Most people don't actually GET what I am saying, and that is ok with me. I have grown to accept my life as it is and I have grown to cherish how special our family is. One thing that often goes over looked....is me. I am so busy taking care of everyone around me that I put me on the back burner.....but NOT THIS YEAR! For the last 5 years I have had a personal "goal" of running a marathon or half marathon before I am 40....and well, let's just say that this is my last year of opportunity....No, I am not telling you how old I am...LOL. In the last 5 years, I have over come some family challenges, had a baby, gone back to work full time for a company other than myself, been through behavioral classes, behavioral studies, therapies, PTA President....and well the list could actually go on and on, but I am sure you get my point. NOW, I am taking back MY life and doing something for me.

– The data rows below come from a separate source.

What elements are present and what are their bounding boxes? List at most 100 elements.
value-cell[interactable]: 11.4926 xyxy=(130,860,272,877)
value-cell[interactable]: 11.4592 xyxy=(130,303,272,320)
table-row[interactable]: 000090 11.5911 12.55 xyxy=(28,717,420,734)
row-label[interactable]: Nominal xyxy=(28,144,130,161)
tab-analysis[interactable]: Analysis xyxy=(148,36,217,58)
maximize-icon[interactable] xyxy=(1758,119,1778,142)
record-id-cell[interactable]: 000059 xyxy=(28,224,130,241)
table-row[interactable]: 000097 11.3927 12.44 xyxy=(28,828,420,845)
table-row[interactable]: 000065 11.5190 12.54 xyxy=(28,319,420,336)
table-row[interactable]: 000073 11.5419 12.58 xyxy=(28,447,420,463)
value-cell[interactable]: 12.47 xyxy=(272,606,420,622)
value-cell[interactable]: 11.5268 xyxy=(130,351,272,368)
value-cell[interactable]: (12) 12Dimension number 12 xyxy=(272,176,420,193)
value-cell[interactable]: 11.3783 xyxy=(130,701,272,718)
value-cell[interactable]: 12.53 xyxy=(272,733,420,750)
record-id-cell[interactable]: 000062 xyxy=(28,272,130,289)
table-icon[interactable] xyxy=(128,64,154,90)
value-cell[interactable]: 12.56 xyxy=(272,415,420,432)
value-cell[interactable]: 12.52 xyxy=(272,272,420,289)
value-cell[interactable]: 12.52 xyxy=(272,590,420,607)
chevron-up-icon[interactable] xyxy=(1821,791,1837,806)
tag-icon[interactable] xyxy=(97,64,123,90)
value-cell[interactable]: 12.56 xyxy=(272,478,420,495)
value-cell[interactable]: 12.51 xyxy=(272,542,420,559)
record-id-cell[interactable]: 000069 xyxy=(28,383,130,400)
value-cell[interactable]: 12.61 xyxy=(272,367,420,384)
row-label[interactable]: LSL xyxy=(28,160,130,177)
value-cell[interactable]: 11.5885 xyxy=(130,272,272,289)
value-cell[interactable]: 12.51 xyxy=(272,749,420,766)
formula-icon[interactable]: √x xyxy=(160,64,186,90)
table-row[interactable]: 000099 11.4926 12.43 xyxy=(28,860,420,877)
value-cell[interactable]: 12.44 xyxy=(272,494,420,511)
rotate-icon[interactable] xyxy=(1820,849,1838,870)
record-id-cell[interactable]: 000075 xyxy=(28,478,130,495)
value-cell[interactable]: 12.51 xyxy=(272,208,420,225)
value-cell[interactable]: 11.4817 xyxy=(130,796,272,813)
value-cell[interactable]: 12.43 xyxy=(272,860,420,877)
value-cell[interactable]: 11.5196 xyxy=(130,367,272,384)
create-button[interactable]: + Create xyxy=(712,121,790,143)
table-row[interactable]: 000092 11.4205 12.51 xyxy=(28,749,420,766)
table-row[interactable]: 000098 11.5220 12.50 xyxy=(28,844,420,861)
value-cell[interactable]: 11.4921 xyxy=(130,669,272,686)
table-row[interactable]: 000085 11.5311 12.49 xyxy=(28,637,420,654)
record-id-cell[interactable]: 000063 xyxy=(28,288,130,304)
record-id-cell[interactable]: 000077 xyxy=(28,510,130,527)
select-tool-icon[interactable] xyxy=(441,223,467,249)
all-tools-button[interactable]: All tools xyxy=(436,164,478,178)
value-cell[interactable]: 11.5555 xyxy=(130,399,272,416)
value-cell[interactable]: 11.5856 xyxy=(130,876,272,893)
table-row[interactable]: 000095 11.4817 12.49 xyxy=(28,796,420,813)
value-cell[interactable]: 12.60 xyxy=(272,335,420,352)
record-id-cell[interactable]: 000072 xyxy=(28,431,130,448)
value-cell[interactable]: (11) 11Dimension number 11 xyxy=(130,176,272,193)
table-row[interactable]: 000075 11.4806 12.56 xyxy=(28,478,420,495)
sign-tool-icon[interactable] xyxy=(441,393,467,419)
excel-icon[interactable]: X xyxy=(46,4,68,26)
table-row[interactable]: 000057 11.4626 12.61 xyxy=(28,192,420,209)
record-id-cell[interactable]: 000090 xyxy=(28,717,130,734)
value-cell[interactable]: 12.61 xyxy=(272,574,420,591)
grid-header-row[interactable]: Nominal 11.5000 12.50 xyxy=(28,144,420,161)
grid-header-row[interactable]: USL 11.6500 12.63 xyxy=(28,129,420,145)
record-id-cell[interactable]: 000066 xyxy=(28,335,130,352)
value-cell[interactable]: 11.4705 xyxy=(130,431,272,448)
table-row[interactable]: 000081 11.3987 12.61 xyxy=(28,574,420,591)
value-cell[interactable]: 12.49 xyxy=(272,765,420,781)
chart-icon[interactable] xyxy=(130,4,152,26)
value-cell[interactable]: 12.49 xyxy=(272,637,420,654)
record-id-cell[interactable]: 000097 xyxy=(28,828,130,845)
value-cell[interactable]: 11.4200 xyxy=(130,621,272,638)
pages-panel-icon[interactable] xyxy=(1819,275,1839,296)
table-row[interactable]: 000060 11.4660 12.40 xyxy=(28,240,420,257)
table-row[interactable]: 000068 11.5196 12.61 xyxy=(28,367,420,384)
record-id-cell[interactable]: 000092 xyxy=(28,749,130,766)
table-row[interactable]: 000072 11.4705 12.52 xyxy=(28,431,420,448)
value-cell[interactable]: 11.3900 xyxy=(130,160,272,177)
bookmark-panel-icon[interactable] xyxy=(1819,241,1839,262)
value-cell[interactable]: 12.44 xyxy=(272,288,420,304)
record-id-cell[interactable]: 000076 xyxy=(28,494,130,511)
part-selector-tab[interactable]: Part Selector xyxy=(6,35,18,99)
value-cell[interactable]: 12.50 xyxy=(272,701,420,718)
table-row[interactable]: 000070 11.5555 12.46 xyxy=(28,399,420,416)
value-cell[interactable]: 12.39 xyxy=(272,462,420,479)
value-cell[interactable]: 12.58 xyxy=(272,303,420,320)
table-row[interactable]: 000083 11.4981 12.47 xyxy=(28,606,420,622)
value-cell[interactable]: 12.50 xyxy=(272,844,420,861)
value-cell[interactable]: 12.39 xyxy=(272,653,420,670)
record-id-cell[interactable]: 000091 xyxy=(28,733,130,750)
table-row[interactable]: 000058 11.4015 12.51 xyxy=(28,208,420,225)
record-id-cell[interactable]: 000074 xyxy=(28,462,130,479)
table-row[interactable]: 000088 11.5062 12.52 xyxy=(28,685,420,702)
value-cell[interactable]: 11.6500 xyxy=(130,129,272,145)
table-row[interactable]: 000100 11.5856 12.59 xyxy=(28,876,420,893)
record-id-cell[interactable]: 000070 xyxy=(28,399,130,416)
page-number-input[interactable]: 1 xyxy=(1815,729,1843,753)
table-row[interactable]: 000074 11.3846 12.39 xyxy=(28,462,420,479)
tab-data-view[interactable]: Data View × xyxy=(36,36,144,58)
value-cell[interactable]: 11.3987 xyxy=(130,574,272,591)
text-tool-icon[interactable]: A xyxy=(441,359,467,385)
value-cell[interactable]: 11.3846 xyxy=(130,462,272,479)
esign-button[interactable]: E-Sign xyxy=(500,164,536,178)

Tomorrow starts phase 1 of a 2-3 phase plan that I have. First phase is to start eating healthy, because without eating healthy, the rest of my goals will not be obtainable. I have a friend of my that has taken back her life from Cancer, and I have been following her story for many years now...pre-cancer, newly diagnosed Cancer patient, Chemotherapy, to CANCER SURVIVOR! About a year ago I started following her success for eating healthy. I was impressed with how much weight that she had lost by simply eating right. Another friend of mine recently did a "Tough Mudder" race and about a month before she ran the race I told her how great she looked and she simply said that she changed the way she ate.....SO, I have decided to do it for myself....change the way I eat. To be honest, it is probably the scariest thing that I have ever decided to do! I am a meat and potatoes kinda girl....with a BIG tall frozen mug of WHOLE MILK...mmmmmmm.....makes my mouth water just saying it.....BUT it is time for me to give these things up, with the goal of living longer in mind. I decided a couple of weeks ago to do a 28 day fat burn, which will lead to forming healthy habits. It comes in the form of a challenge....and if you know anything about me, it is that I LOVE a good challenge. I signed up, joined a team and will have a coach to help me through it. YEP, you guessed it, my friend the Mighty Warrior, Kara, is helping me along the way. I am following the same healthy eating habits that she started, when she needed to lose all of the Chemo weight that she put on. What better person to guide me right? My challenge starts tomorrow, January 6th. I am excited and nervous and ultimately scared, because I know how hard it is going to be for me to give up all of the unhealthy things, that have become part of my everyday life. I know I can do it though. Part of the challenge requires me to journal the progress over the entire 28 days. The good news, is that I will be posting my journey here. I kinda figured that since I am as special as the rest of my family, I can use this blog as my scribe and share my journey.
So I mentioned above that I have a 2-3 phase plan....the other two phases are fitness related. Phase 2 is for me to become more fit. Since having my children, I haven't had much time for fitness. This is my time. Phase 3 is running. I plan on running this year. I am going to start with a 5K, then I will move up to a 10K and by the end of the year my ultimate goal is to run a Half-Marathon. Writing about my journey here, will help me stay committed. I have never done anything like this before, so this should be an exciting adventure. This is MY year of health.